While sizable portions of the dialogue are preserved more or less verbatim, the new screenplay refashions a few of the characters. Ren’s aunt and uncle, previously portrayed as conservative chuckleheads, are given real substance and dimension by the terrific Ray McKinnon and Kim Dickens. Ariel, who was a risk-taking rebel in Singer’s characterization, is now slightly more confused and desperate, determined to bury her feelings by flirting with self-destruction and seeking out sexual adventures instead of looking for love. A key scene in which she tries to seduce Ren and is abruptly shut down is particularly sharply written.

This “Footloose” retains approximately half of the same songs from the original, although Brewer has some fun with his use of Deniece Williams’ “Let’s Hear It For the Boy” in the montage that shows Ren’s awkward buddy, Willard (a very funny Miles Teller), finally learning to dance.
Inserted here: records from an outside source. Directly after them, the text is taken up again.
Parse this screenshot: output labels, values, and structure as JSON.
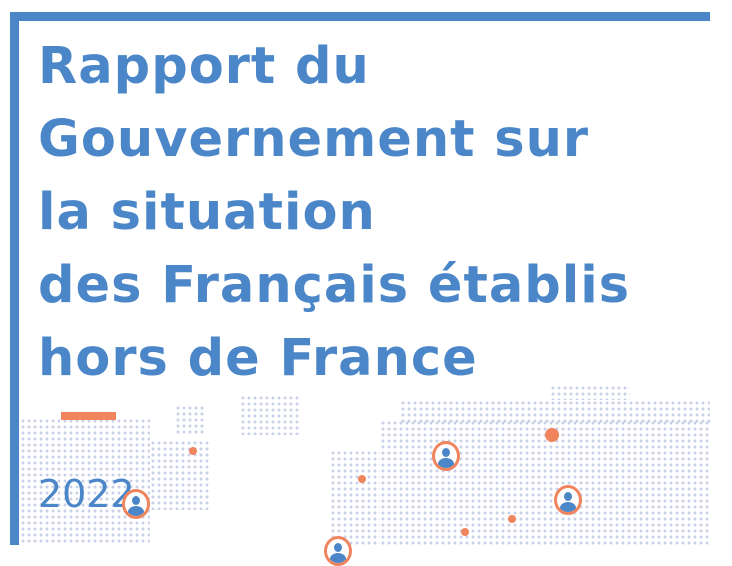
{
  "title_lines": [
    "Rapport du",
    "Gouvernement sur",
    "la situation",
    "des Français établis",
    "hors de France"
  ],
  "year": "2022",
  "colors": {
    "accent": "#4a86c8",
    "highlight": "#f0845c",
    "map_dots": "#c9d1e8"
  }
}
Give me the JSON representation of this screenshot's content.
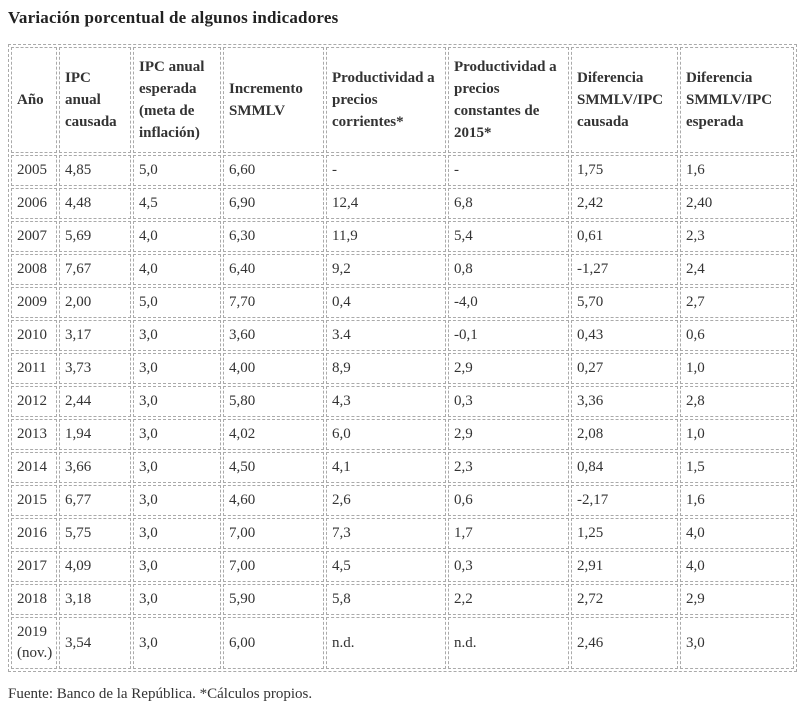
{
  "page": {
    "title": "Variación porcentual de algunos indicadores",
    "source_note": "Fuente: Banco de la República. *Cálculos propios."
  },
  "colors": {
    "background": "#ffffff",
    "text": "#333333",
    "title": "#222222",
    "border": "#aaaaaa"
  },
  "table": {
    "columns": [
      "Año",
      "IPC anual causada",
      "IPC anual esperada (meta de inflación)",
      "Incremento SMMLV",
      "Productividad a precios corrientes*",
      "Productividad a precios constantes de 2015*",
      "Diferencia SMMLV/IPC causada",
      "Diferencia SMMLV/IPC esperada"
    ],
    "rows": [
      [
        "2005",
        "4,85",
        "5,0",
        "6,60",
        "-",
        "-",
        "1,75",
        "1,6"
      ],
      [
        "2006",
        "4,48",
        "4,5",
        "6,90",
        "12,4",
        "6,8",
        "2,42",
        "2,40"
      ],
      [
        "2007",
        "5,69",
        "4,0",
        "6,30",
        "11,9",
        "5,4",
        "0,61",
        "2,3"
      ],
      [
        "2008",
        "7,67",
        "4,0",
        "6,40",
        "9,2",
        "0,8",
        "-1,27",
        "2,4"
      ],
      [
        "2009",
        "2,00",
        "5,0",
        "7,70",
        "0,4",
        "-4,0",
        "5,70",
        "2,7"
      ],
      [
        "2010",
        "3,17",
        "3,0",
        "3,60",
        "3.4",
        "-0,1",
        "0,43",
        "0,6"
      ],
      [
        "2011",
        "3,73",
        "3,0",
        "4,00",
        "8,9",
        "2,9",
        "0,27",
        "1,0"
      ],
      [
        "2012",
        "2,44",
        "3,0",
        "5,80",
        "4,3",
        "0,3",
        "3,36",
        "2,8"
      ],
      [
        "2013",
        "1,94",
        "3,0",
        "4,02",
        "6,0",
        "2,9",
        "2,08",
        "1,0"
      ],
      [
        "2014",
        "3,66",
        "3,0",
        "4,50",
        "4,1",
        "2,3",
        "0,84",
        "1,5"
      ],
      [
        "2015",
        "6,77",
        "3,0",
        "4,60",
        "2,6",
        "0,6",
        "-2,17",
        "1,6"
      ],
      [
        "2016",
        "5,75",
        "3,0",
        "7,00",
        "7,3",
        "1,7",
        "1,25",
        "4,0"
      ],
      [
        "2017",
        "4,09",
        "3,0",
        "7,00",
        "4,5",
        "0,3",
        "2,91",
        "4,0"
      ],
      [
        "2018",
        "3,18",
        "3,0",
        "5,90",
        "5,8",
        "2,2",
        "2,72",
        "2,9"
      ],
      [
        "2019 (nov.)",
        "3,54",
        "3,0",
        "6,00",
        "n.d.",
        "n.d.",
        "2,46",
        "3,0"
      ]
    ]
  }
}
Some of the freshly added tunes, such as Big & Rich’s “Fake I.D.” and David Banner’s “Dance the Night Away” (heavily influenced by Shalimar’s “Dancing in the Sheets”), are pleasingly catchy numbers.

Other revisions and additions don’t jell quite as well. A subplot involving a rivalry between Ren and Ariel’s trashy boyfriend (Patrick John Flueger) was the weakest part of the first “Footloose” and it doesn’t play much better this time around, even though racing tricked-out school buses is somewhat more exciting than a chicken race with tractors. It’s also slightly hard to believe that in a gossipy hamlet like Bomont the good reverend wouldn’t be aware that Ariel was carrying on with the sleazy local racing star — especially after she hangs out of the window of his car while he takes a victory lap around the track in front of a cheering crowd.

Whatever dramatic shortcomings the movie may have are easy to forget, however, when Wormald and Hough begin moving their feet. Wormald’s furious solo in an abandoned warehouse — set to the beat of the White Stripes’ “Catch Hell Blues” — is appropriately rousing, and the finale, with everyone stomping up a storm to Blake Shelton’s version of the title track, is irresistibly energetic. It’s still debatable whether or not the world needed a “Footloose” remake, but Brewer and his crew have done a more than credible job.